Brazil Holds Key Rate at 11% as Economy Risks StagflationMatthew Malinowski
Brazil kept borrowing costs unchanged for the second straight meeting, as slowing growth gives the central bank no leeway to raise rates with inflation running above the upper limit of its target.
The bank’s board, led by its President Alexandre Tombini, today held the benchmark Selic at 11 percent, as forecast by all 57 economists surveyed by Bloomberg. The central bank lifted borrowing costs by 375 basis points in the year through April before halting May 28.
Policy makers said they “decided unanimously, at this moment, to keep” borrowing costs unchanged after evaluating the outlook for growth and inflation, according to their statement posted on the central bank’s website.
President Dilma Rousseff is facing waning growth and the fastest inflation in a year less than three months before seeking re-election. Faltering consumer and business confidence have undercut activity from family consumption to investment and prompted economists to cut their growth forecast for this year to 1.05 percent. Even as the central bank says consumer prices will hover near the top of its target range in 2014, policy makers held the key rate to avoid further damage to demand, said Newton Rosa, chief economist at Sul America Investimentos.
“This is a bad combination that typifies stagflation,” Rosa said by phone before today’s decision. “Weak growth limits the possibility of new rate increases. On the other hand, you have inflation levels that are still very elevated and reduce the chance of a cut.”
Swap rates on the contract due in January 2015, the most traded in Sao Paulo today, fell one basis point, or 0.01 percentage point, to 10.76 percent. The real weakened 0.2 percent to 2.2235 per U.S. dollar.

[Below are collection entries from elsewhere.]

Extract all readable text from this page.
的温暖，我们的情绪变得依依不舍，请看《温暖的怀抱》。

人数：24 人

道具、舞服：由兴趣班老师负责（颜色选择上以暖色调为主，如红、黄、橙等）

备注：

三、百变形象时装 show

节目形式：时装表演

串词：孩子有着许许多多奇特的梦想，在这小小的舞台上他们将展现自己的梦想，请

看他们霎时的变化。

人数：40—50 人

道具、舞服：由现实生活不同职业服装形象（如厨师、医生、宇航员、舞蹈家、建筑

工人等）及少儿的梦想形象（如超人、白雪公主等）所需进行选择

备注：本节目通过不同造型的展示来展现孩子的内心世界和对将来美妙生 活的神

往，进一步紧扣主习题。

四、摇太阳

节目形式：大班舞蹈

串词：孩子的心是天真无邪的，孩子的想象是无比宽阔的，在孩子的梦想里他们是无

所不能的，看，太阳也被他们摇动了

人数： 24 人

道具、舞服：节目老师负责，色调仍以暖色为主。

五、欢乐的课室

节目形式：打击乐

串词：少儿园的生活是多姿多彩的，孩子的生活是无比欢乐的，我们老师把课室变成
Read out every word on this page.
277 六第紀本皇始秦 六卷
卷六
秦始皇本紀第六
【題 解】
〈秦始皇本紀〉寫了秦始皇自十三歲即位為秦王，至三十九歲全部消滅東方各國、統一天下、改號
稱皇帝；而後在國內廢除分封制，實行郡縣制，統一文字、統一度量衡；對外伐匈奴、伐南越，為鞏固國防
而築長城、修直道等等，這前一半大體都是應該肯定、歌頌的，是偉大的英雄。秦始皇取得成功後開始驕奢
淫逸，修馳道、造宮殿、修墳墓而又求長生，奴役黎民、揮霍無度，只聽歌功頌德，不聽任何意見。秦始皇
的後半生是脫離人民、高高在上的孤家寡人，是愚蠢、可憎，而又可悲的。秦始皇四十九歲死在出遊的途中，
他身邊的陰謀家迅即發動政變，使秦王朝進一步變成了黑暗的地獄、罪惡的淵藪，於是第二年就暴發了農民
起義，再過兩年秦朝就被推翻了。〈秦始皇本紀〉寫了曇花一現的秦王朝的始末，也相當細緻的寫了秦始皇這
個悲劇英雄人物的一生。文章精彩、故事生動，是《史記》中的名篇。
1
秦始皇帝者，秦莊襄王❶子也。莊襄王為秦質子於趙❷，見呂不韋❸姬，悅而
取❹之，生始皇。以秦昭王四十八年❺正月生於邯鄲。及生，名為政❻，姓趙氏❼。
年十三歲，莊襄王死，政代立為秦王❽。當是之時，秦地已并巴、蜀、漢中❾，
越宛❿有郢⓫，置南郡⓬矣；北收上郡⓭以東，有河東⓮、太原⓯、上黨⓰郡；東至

Brazil’s government this year said it would increase social spending, make permanent payroll tax cuts in 56 industries and lure billions of dollars in infrastructure investments to spur growth. Finance Minister Guido Mantega said as recently as last month that economic growth will gather momentum in upcoming quarters.
Analysts in a weekly central bank survey think those efforts will fail to revive activity. They cut their expectations for growth in 2014 to a record low of 1.05 percent on July 11, compared with a 2.5 percent expansion last year.
Economists’ growth estimates mirror readings of household and corporate confidence. Industrial sector sentiment as measured by National Confederation of Industry dropped last month to the lowest level in over a decade, while consumer confidence has hovered near five-year lows.
Gross domestic product grew 0.2 percent during the first quarter, half the pace of the expansion recorded in the final three months of 2013. Growth in agriculture was offset by the biggest contraction in investments in two years.
The central bank lifted the benchmark Selic by 375 basis points in the year through April. Brazil now has the highest borrowing costs among rate-setting nations in the G-20. The bank targets annual inflation at 4.5 percent, plus or minus two percentage points.
Additional key rate increases would crimp new investments and dim chances of faster growth toward the end of the year, said Italo Lombardi, an economist at Standard Chartered International.
Direcional Engenharia SA, a Brazilian homebuilder that sells to low-income families, is one of the companies that has seen sales slow in recent months. Its stock tumbled the most in a year on July 11 after booked sales sank in the second quarter. MRV Engenharia e Participacoes SA, which also targets low-income consumers, fell the same day.
“Investors are cautious and, with rates that high, it reduces the incentives for capital expansion,” Lombardi said by phone before today’s announcement. “If the central bank hikes more, it could trap the economy.”
Brazil’s inflation last month slowed to 0.40 percent from 0.46 percent in May, as food and beverage prices eased. Annual inflation increased to 6.52, the highest level in 12 months.
Monthly inflation should remain well-behaved in coming months, the central bank’s Tombini said in the transcript of a July 1 interview posted on the central bank’s website. Prices have not been fully affected by previous monetary tightening, he said.
“There are lags between monetary policy and the impacts on the economy,” Lombardi said. “It was a very aggressive cycle.”
The central bank said last month it was extending through the end of 2014 a currency intervention program aimed at helping boost the real. The plan, which was first announced last August, has helped the currency gain 6.2 percent this year, the most among emerging markets.
A weaker real may fan consumer prices by making imports more costly.
For Enestor Dos Santos, principal economist at Banco Bilbao Vizcaya Argentaria, the central bank does not want its inflation fight to jeopardize economic activity.
“That’s the bias that this central bank has,” Dos Santos said by phone before today’s decision. “They pay attention to growth, and not only inflation.”